Thl’Chalpo dives to the ground and the tail slices the air above his head. Now out of the way, he gives Wendin just enough time to see the deathly blur before it catches him full in the face.
Forbidden Lands does have an advanced combat system which adds a bit more spice into the standard mix. We read through all the rules and it seems an interesting optional ruleset, but we didn’t try it out in our session. This is for two reasons:
- The rules say it requires the deck of cards available upon release (we reckon we could improvise).
- They’re advanced for a reason. New players already familiarising with the combat system would probably have a hard time adjusting to this on top of that.
In any case, the advanced combat system is best described as a kind of rock, paper, scissors, where you pit hidden moves against your opponent and hope you get the right one.
Pushing your luck
We’ve mentioned that success is a six, but what happens if you don’t get the result you want?
This is when you can push the dice, rerolling in the hope of a better outcome — but this comes at a cost. While ones don’t mean anything on your first roll, they have consequences on a push. This depends on which die it’s on, hence the number of colours required. Ones either mean some gear deteriorates or you take some attribute damage. Thankfully, reaching zero in an attribute while pushing can never kill you, but it does mean you’re broken. Tom the druid was particularly fond of pushing himself over the edge.
Gear can be repaired, but you need to have the right materials and skills to do so and a failure there can mean permanent damage.
The thing with pushing dice is that the act of doing so can grant your character a point of willpower. We got this completely wrong in our session (boy oh boy do we hope the rules around this are on the GM screen somewhere) and had it so pushing your roll always gave you willpower points. This shouldn’t be the case — you should only gain them when you take attribute damage from a pushed roll. This clears up a conundrum we faced whereby Thl’Chalpo could summon infinite trade goods as long as he pushed his luck all the time. The stakes with the proper rules are suitably higher.
Ah, well. It was fun killing monsters with an infinite pool of fruit knives while it lasted. Still, this just goes to show that getting used to the combat/dice rules can be a significant challenge for GM and players alike.
To sum it up…
Forbidden Lands is, to our minds, a great system to pick up and start playing, fantastic in its brutality and depth.
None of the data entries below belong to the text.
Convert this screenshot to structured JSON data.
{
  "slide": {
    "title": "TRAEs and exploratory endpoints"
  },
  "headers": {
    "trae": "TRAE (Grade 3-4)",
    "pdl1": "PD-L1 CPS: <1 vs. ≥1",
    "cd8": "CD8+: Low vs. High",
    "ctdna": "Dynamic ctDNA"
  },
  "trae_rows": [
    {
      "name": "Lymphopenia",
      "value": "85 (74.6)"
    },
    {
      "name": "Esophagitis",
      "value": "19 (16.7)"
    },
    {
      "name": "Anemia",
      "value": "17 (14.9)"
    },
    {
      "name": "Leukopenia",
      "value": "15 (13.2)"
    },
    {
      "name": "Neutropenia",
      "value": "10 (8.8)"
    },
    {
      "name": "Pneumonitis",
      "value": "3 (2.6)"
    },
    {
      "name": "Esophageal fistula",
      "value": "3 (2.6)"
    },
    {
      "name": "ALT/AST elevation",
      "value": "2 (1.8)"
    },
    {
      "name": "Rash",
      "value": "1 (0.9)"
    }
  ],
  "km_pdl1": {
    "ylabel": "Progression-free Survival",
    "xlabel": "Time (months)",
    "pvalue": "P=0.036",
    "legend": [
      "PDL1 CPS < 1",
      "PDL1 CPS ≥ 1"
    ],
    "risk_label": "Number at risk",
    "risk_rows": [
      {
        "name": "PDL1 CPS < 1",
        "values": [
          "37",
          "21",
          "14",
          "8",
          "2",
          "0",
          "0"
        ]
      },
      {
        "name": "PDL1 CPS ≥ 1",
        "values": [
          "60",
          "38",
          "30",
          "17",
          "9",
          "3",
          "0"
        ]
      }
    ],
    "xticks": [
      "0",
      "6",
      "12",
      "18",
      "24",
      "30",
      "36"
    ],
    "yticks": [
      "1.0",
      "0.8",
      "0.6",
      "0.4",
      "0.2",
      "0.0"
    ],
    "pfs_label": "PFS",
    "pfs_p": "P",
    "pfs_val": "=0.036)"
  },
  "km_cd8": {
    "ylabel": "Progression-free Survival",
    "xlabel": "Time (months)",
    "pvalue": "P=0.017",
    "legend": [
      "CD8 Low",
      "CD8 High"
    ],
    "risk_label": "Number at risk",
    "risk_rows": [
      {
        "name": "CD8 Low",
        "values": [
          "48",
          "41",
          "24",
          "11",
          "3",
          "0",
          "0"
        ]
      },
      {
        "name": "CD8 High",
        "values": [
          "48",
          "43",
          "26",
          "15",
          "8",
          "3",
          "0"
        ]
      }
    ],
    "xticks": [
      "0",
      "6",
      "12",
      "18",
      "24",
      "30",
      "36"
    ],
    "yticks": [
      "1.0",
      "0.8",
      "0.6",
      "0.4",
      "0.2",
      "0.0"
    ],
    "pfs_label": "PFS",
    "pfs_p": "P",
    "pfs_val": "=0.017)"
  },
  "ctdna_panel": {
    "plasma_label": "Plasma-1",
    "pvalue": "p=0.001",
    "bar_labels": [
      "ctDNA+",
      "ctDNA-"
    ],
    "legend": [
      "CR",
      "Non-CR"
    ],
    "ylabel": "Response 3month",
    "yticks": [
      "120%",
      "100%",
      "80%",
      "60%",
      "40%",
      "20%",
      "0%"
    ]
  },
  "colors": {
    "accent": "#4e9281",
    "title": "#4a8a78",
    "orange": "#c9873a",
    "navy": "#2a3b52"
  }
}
There are a few minor details we feel could be improved upon, but overall it’s a solid experience delivered with a generous serving of style. While it will doubtless take a little while to get used to the rules, for GM and players, we consider it well worth the task. If you order the physical set, especially with the GM screen and card deck, you’ll be well placed to take your adventures out into the wilds and into the dark.
Forbidden Lands has been successfully funded on Kickstarter and should begin shipping some time around November. You can put in a late pledge to receive your copy on the campaign page.
What a great review. Have you had an opportunity to play the game some more? If so, how are you liking it now?
Thank you! I’m afraid I haven’t had chance to play more (moving house put a stop to it for a while, then we started up a WFRPG campaign). That said, my copy of The Bitter Reach campaign book arrived yesterday, so I’m really looking forwards to starting that once lockdown is over (or virtually). I was surprised by how good a quality the physical assets are – I didn’t have them when I was playing for this review but managed to grab them in the second printing.